We know that outsourcing something as broad and vague as “research” might feel strange if you’ve never done it before. Most of the worries we hear from people are quickly put to rest by the fact that delegating their research saves them time.

So, if you’re still not sure, here are a few of the most common questions we get:

How does all this work?

You can use your VA FLIX VA whenever you need to. They can find research articles and sources, organize and annotate them, present research summaries and conclusions, and help with many of the tasks involved in doing your own primary research.

What kind of research can a VA FLIX VA handle?

VA FLIX VAs can handle this type of research right off the bat:

  • Basic research
  • Market research
  • Competitive research
  • Comparative research
  • Data research
  • Information research

That said, with a little guidance and training from you, our VAs can take over just about any kind of research you need done.

How will my VA know what information to look for?

At first, your VA will make this decision based on what you tell them. They will put together any information you ask for. They can handle most of what you need for basic research.
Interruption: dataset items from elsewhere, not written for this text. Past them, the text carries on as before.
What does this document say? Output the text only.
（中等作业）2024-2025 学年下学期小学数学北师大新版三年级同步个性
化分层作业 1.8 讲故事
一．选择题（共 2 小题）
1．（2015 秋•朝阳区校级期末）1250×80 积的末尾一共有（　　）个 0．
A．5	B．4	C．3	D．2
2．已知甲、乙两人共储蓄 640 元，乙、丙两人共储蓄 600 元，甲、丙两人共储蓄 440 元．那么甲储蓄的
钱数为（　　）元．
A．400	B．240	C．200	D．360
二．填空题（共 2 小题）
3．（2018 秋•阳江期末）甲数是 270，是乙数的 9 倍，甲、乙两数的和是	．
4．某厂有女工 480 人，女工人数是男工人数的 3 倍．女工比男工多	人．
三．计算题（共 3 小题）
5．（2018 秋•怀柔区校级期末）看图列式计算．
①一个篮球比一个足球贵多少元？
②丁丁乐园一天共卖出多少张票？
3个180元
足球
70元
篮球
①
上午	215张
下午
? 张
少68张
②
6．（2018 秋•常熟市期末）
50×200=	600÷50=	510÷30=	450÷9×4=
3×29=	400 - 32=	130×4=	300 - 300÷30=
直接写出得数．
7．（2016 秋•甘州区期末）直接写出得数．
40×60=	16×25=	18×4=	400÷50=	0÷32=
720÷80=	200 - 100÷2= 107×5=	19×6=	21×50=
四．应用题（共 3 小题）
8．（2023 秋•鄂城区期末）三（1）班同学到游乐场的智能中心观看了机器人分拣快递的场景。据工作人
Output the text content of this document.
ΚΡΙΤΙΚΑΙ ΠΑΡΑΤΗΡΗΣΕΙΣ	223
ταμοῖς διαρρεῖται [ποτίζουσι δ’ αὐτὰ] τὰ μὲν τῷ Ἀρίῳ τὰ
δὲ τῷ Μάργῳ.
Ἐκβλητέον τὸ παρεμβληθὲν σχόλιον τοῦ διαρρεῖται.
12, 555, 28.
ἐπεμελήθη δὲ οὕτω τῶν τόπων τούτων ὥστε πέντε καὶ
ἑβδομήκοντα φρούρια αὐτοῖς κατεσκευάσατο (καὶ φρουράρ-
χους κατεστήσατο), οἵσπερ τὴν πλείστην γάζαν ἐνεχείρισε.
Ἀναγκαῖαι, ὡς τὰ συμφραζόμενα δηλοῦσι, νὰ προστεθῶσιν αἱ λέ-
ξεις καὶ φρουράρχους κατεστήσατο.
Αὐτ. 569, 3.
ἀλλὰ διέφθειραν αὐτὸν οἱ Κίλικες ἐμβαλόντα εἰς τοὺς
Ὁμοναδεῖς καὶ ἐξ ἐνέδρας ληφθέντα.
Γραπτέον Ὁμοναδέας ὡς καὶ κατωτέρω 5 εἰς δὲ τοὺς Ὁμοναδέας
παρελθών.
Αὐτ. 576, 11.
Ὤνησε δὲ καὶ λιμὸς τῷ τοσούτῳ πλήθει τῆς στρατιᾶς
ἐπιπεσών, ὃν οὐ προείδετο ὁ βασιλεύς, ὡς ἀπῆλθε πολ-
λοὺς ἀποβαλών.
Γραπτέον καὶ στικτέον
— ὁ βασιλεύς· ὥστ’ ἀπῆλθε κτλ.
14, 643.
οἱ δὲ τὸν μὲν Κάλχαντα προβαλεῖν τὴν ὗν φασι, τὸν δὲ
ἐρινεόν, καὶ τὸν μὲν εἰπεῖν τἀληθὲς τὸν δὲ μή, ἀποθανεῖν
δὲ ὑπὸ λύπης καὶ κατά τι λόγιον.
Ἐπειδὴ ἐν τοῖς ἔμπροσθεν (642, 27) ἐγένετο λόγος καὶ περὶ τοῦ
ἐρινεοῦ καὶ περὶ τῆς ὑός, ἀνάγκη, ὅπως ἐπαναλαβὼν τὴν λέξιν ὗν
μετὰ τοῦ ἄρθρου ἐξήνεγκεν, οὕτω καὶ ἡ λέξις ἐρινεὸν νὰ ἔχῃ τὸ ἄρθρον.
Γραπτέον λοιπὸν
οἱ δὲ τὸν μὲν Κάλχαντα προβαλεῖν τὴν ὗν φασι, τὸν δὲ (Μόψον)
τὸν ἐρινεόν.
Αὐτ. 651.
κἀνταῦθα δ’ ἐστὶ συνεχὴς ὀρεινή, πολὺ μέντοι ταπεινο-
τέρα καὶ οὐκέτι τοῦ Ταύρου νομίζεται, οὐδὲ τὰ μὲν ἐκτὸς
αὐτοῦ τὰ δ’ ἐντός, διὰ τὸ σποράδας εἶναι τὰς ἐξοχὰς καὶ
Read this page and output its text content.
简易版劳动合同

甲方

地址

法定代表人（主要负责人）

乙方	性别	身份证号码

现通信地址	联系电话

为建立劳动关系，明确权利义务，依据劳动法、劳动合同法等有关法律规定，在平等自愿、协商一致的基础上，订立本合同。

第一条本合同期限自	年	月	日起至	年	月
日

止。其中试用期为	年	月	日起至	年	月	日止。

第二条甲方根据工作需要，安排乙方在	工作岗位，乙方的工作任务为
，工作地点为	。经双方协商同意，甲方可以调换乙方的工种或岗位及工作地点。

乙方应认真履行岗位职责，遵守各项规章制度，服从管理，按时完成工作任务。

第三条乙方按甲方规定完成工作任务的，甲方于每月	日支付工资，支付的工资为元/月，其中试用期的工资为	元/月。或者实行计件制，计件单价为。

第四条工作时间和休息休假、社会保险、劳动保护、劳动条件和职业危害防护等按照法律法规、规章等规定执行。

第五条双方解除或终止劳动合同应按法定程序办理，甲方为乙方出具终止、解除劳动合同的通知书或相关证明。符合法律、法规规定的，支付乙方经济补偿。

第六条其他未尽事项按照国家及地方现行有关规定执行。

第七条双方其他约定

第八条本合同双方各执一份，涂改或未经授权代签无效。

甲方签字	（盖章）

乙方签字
In the beginning, your VA may need a little more help from you with research in more specialized fields, like medicine and law. You can be sure that after a few projects, they will be able to handle almost anything you throw at them.

Can my VA handle the next steps after the research is done?

If you give your VA FLIX VA the access and information they need to take the next step, they can. This could be booking a trip based on research, buying a product they suggested, or something else entirely.

How will my VA communicate with me?

Your VA FLIX VA will talk to you in whatever way you like. Whether you choose to talk via Slack, email, phone, or mores code, your virtual assistant will work with your preferences to make communication easier.